The firewall_driver configuration option instructs Neutron to use a particular firewall driver for security group functionality. There may be different firewall drivers configured based on the mechanism driver in use.
Update the ML2 configuration file on all hosts and define the appropriate firewall_driver configuration option in the [securitygroup] section.

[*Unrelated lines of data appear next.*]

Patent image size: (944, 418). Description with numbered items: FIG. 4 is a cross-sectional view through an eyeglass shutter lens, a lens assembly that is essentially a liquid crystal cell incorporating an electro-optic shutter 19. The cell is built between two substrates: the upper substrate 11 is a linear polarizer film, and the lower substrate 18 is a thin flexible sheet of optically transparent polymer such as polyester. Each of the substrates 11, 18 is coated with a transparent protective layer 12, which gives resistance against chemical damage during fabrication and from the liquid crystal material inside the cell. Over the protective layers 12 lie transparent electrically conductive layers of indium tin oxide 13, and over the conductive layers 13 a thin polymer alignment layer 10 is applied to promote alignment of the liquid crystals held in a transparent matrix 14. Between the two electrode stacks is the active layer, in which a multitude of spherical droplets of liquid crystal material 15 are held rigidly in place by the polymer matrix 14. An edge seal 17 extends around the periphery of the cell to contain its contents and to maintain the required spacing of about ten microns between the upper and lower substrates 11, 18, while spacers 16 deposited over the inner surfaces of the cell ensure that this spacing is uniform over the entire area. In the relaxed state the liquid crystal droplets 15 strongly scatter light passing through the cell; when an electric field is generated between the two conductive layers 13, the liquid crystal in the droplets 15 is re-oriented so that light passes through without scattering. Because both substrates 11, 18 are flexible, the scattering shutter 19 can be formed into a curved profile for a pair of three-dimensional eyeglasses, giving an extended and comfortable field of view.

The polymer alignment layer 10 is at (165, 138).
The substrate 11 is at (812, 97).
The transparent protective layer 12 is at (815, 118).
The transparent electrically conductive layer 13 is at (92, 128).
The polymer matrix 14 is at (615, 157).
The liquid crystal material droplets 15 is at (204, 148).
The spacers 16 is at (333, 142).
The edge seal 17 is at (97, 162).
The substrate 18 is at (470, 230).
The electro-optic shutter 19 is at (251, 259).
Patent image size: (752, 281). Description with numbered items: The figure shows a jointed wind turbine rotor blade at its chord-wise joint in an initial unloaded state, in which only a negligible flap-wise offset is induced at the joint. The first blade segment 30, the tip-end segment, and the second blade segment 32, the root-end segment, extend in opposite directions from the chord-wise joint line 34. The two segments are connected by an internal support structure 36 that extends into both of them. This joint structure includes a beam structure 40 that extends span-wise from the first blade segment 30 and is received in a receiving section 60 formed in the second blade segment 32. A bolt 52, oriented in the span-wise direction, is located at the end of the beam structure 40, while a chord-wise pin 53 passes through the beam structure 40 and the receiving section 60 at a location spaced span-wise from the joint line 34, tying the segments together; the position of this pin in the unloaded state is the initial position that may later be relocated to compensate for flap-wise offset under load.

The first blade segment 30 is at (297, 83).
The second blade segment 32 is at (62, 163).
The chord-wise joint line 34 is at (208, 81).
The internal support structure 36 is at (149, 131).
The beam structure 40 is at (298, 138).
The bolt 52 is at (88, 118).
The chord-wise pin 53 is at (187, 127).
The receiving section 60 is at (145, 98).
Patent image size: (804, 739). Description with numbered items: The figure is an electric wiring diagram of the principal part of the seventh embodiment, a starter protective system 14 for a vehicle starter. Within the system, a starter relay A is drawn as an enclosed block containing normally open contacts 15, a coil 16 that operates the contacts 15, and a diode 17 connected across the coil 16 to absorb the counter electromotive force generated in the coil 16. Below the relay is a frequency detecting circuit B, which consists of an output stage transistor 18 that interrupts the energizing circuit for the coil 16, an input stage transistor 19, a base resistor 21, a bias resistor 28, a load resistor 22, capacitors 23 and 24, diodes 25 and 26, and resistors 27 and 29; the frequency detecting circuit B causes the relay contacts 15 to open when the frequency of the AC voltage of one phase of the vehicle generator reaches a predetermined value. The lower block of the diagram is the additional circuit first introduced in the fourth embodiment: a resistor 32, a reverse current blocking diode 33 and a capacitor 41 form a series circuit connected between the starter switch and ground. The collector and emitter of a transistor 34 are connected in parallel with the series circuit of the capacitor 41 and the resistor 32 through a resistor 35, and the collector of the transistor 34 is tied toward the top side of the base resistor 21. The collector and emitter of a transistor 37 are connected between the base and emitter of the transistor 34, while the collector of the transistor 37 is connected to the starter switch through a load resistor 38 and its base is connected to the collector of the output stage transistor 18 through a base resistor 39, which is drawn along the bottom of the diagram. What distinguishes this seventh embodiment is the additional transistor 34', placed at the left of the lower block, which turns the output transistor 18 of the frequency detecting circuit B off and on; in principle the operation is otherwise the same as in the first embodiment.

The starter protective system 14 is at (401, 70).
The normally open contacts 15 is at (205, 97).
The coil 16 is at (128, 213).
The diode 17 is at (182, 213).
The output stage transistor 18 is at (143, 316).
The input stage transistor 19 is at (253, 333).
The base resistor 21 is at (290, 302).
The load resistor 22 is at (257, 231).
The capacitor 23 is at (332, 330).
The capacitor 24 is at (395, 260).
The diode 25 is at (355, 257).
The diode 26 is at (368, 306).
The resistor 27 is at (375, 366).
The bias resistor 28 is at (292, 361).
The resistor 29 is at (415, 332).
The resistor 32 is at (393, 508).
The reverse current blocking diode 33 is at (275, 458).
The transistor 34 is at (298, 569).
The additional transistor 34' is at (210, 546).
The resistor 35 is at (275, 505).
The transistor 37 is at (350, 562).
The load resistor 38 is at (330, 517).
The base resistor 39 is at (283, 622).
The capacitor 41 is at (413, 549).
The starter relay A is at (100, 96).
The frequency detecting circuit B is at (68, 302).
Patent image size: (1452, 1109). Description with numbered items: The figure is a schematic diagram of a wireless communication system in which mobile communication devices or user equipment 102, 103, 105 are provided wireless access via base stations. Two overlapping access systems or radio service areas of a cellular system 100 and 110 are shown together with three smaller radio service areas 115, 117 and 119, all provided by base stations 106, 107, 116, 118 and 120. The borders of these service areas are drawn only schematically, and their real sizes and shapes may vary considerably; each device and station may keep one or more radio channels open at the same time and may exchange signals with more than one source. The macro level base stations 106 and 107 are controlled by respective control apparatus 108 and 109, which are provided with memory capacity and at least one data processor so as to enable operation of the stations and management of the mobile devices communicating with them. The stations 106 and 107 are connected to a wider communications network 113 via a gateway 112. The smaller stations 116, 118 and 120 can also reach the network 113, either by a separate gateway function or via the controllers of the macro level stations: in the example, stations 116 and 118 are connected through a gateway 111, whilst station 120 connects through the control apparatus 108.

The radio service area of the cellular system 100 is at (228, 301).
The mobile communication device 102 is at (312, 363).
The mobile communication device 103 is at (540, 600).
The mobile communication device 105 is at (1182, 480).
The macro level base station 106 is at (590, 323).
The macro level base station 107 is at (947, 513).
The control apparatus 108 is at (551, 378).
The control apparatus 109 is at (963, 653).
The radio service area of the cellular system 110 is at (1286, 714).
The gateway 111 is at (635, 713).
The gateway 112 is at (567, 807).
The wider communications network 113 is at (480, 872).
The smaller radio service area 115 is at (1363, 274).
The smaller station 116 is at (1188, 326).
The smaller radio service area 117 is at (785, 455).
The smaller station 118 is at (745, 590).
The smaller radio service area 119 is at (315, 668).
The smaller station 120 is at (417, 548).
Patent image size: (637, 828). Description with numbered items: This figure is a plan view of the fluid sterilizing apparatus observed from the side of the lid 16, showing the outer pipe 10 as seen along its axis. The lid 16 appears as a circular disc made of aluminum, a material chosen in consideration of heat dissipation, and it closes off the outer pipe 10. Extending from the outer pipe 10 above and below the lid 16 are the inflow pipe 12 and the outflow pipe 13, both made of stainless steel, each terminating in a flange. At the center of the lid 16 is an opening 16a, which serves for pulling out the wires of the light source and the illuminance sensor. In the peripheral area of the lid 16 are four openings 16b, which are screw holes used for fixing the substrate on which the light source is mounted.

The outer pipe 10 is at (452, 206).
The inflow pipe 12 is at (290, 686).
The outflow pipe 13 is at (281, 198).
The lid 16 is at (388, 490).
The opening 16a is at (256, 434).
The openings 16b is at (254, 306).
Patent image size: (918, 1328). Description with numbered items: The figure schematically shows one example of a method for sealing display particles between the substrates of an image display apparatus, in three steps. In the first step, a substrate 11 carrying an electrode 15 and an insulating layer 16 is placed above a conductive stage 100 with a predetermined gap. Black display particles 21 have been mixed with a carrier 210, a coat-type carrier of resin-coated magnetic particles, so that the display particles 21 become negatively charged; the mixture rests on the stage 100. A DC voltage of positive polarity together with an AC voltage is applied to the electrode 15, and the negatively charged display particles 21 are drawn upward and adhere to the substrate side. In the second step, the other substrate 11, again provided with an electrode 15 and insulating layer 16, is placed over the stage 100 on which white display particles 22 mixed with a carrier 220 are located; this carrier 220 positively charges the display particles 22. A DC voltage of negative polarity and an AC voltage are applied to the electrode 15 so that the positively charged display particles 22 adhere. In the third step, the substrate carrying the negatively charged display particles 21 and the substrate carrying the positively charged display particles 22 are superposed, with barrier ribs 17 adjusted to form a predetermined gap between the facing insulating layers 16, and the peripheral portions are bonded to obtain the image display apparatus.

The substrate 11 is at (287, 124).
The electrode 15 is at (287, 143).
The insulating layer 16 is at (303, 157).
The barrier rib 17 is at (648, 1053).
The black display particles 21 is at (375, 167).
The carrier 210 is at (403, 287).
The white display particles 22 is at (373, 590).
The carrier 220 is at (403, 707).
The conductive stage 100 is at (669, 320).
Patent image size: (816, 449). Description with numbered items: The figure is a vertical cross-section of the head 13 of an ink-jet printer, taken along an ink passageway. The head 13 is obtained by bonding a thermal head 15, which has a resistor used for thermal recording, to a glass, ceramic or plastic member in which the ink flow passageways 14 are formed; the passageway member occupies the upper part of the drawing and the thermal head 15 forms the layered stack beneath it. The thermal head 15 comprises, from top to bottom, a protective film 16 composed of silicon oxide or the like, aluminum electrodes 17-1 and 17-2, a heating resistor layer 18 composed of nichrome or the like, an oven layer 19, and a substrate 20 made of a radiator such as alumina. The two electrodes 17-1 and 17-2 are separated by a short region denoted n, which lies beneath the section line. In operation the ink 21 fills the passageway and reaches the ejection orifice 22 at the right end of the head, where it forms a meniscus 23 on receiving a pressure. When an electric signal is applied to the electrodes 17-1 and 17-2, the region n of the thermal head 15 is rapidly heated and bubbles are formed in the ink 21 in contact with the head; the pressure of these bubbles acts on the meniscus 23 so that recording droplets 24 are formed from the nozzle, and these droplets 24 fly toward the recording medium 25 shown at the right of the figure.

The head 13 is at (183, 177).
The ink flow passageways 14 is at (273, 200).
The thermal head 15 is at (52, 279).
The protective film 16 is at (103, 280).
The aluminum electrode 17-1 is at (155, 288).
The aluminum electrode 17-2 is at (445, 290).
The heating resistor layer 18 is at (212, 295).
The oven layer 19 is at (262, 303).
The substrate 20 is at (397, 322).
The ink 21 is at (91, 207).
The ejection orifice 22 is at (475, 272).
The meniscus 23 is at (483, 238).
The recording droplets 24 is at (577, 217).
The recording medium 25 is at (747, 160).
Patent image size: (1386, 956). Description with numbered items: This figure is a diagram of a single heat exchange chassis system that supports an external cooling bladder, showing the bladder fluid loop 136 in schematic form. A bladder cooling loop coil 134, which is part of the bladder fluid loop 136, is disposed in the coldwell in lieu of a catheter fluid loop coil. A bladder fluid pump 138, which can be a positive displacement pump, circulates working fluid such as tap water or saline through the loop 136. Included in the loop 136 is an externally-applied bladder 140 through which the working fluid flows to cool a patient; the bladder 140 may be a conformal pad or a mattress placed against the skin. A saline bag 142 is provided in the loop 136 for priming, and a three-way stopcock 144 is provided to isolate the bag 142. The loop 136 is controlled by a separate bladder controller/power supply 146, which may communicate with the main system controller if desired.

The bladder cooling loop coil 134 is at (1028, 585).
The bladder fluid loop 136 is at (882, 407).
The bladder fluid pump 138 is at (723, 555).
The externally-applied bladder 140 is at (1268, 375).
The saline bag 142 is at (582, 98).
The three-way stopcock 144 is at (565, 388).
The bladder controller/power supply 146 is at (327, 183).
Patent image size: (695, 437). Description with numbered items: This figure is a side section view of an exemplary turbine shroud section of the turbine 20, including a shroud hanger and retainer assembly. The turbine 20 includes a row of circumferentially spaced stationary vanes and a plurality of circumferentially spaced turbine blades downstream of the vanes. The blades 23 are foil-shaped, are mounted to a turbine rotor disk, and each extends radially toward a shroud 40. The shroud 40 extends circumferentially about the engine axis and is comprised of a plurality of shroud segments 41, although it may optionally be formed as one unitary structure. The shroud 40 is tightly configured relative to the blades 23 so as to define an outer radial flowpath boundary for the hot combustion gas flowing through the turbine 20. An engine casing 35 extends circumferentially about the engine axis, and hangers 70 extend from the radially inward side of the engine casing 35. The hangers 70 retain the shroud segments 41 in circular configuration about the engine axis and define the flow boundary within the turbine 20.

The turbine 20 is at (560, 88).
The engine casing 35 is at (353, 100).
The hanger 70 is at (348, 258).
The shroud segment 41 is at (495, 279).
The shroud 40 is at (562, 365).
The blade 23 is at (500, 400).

For LinuxBridge, use the following code:
[securitygroup] ... firewall_driver = neutron.agent.linux.iptables_firewall.IptablesFirewallDriver
For Open vSwitch, run the following code:
[securitygroup] ... firewall_driver = neutron.agent.linux.iptables_firewall.OVSHybridIptablesFirewallDriver
If you do not want to use a firewall and want to disable the application of the security group rules, set firewall_driver to neutron.agent.firewall.NoopFirewallDriver.
The enable_security_group configuration option instructs Neutron to enable or disable the security group API. The option is set to true by default.
If at any time this configuration option is updated, you must restart the neutron-server service for the changes to take effect.
The enable_ipset configuration option instructs Neutron to enable or disable the ipset extension for iptables that allows for the creation of firewall rules that match entire sets of addresses at once. The use of ipsets makes lookups very efficient compared to the traditional linear lookups. The option is set to true by default.